Me? Not so much. Just as I tried to avoid dealing with generating my meal plan, Ispent all of last weekend pretending I had no need to be cooking. My tally of neatly pre-packaged meals equaled zero. Mainly because I hate cooking and I suck at it. I see no reason why I would spend hours baking a cake from scratch when I KNOW a cake prepared by a professional pastry chef is going to taste better anyways! Plus by buying a professional cake I’m doing my part to keep small bakeries in business and help the economy AND providing friends and family with a truly delicious desert experience. But unfortunately, this diet leaves me no choice. I’m being forced to create everything from scratch….well mostly.
Taking pity on their poor culinary-challegned friend, some wonderful people have offered to hire a chef to make a few meals for the diet (Hallelujah!).
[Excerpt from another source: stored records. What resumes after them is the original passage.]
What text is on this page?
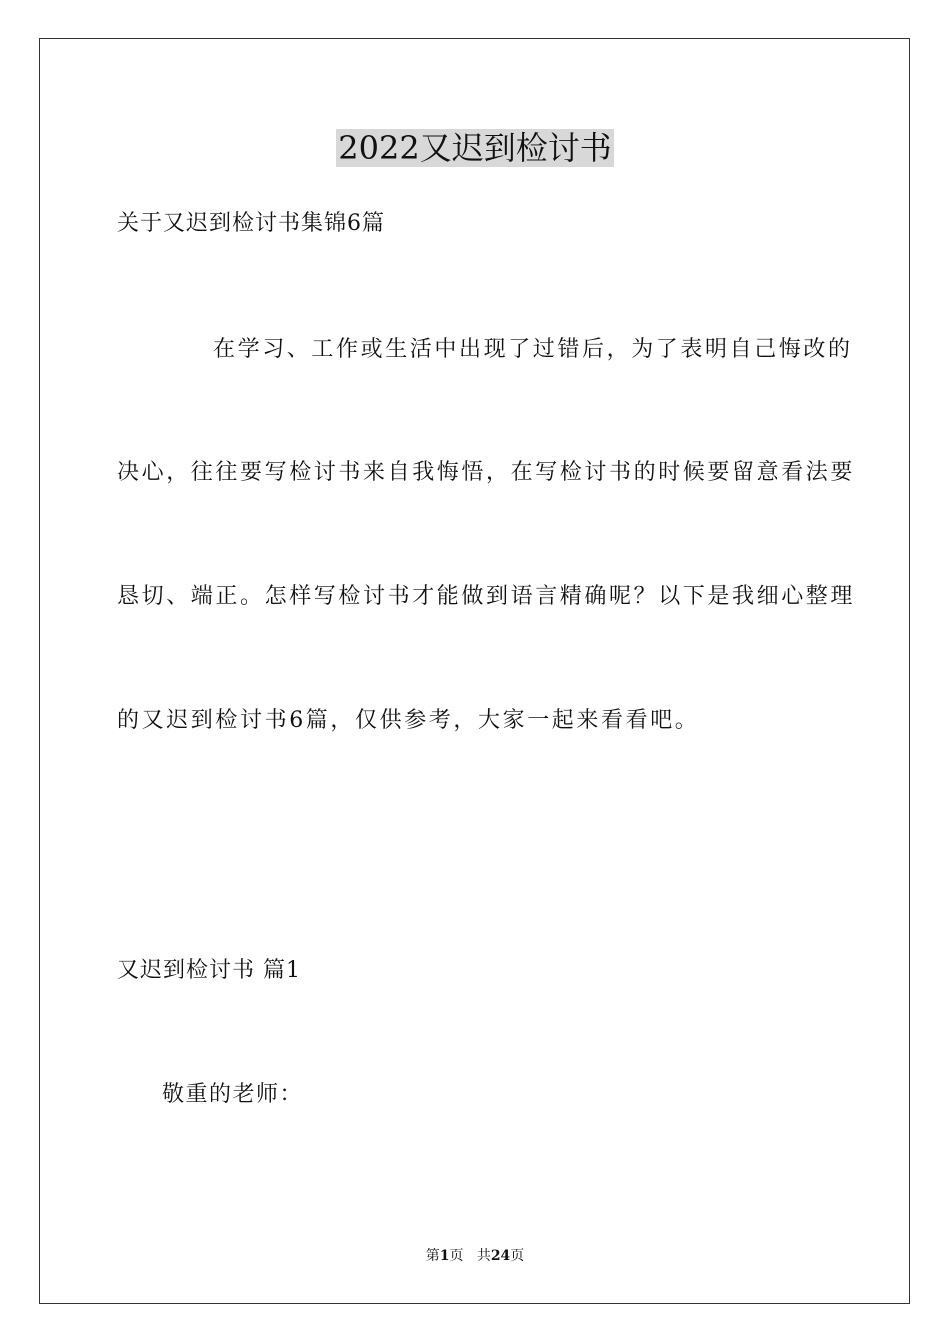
2022又迟到检讨书
关于又迟到检讨书集锦6篇
在学习、工作或生活中出现了过错后，为了表明自己悔改的
决心，往往要写检讨书来自我悔悟，在写检讨书的时候要留意看法要
恳切、端正。怎样写检讨书才能做到语言精确呢？以下是我细心整理
的又迟到检讨书6篇，仅供参考，大家一起来看看吧。
又迟到检讨书 篇1
敬重的老师：
第1页 共24页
The chef is coming to our house this Thurs. to cook a few staples (like a loaf of iodine-free bread…I’m getting chills!). But I still needed to pull together recipes for the rest of the meals. So what can I ACTUALLY eat? Well, here’s today’s menu (all organic of course):
Breakfast = whole oats boiled in water with cinnamon and 100% pure maple syrup.
Snack = handful of steam pasteurized unsalted almonds
Lunch = 1 small advocado mashed with chopped onion and tomato and non-iodized salt, baby carrots, salt-free all natural corn chips, and honey crisp apple slices.
Dinner = Green pepper stuffed with extra lean all natural ground beef, barley, fresh basil, mushroom, tomato, onion, salt, pepper, and olive oil.
Which seem almost appetizing, if figuring out the portions and combinations (getting 3 serving of grain and 1 meat) and then the actual cooking (3+ hours total) weren’t so much work. But I’ve (hopefully) planned out the diet so the hardest to prepare meals are during the first week (when I’ll have more energy), reserving the easier stuff plus leftovers for the second week.
So far so good at least, and as long as I stick to the plan, all should go as well as it can. And it could be SO much worse, or forever (shutter picturing a life without ice cream…noooooooo!).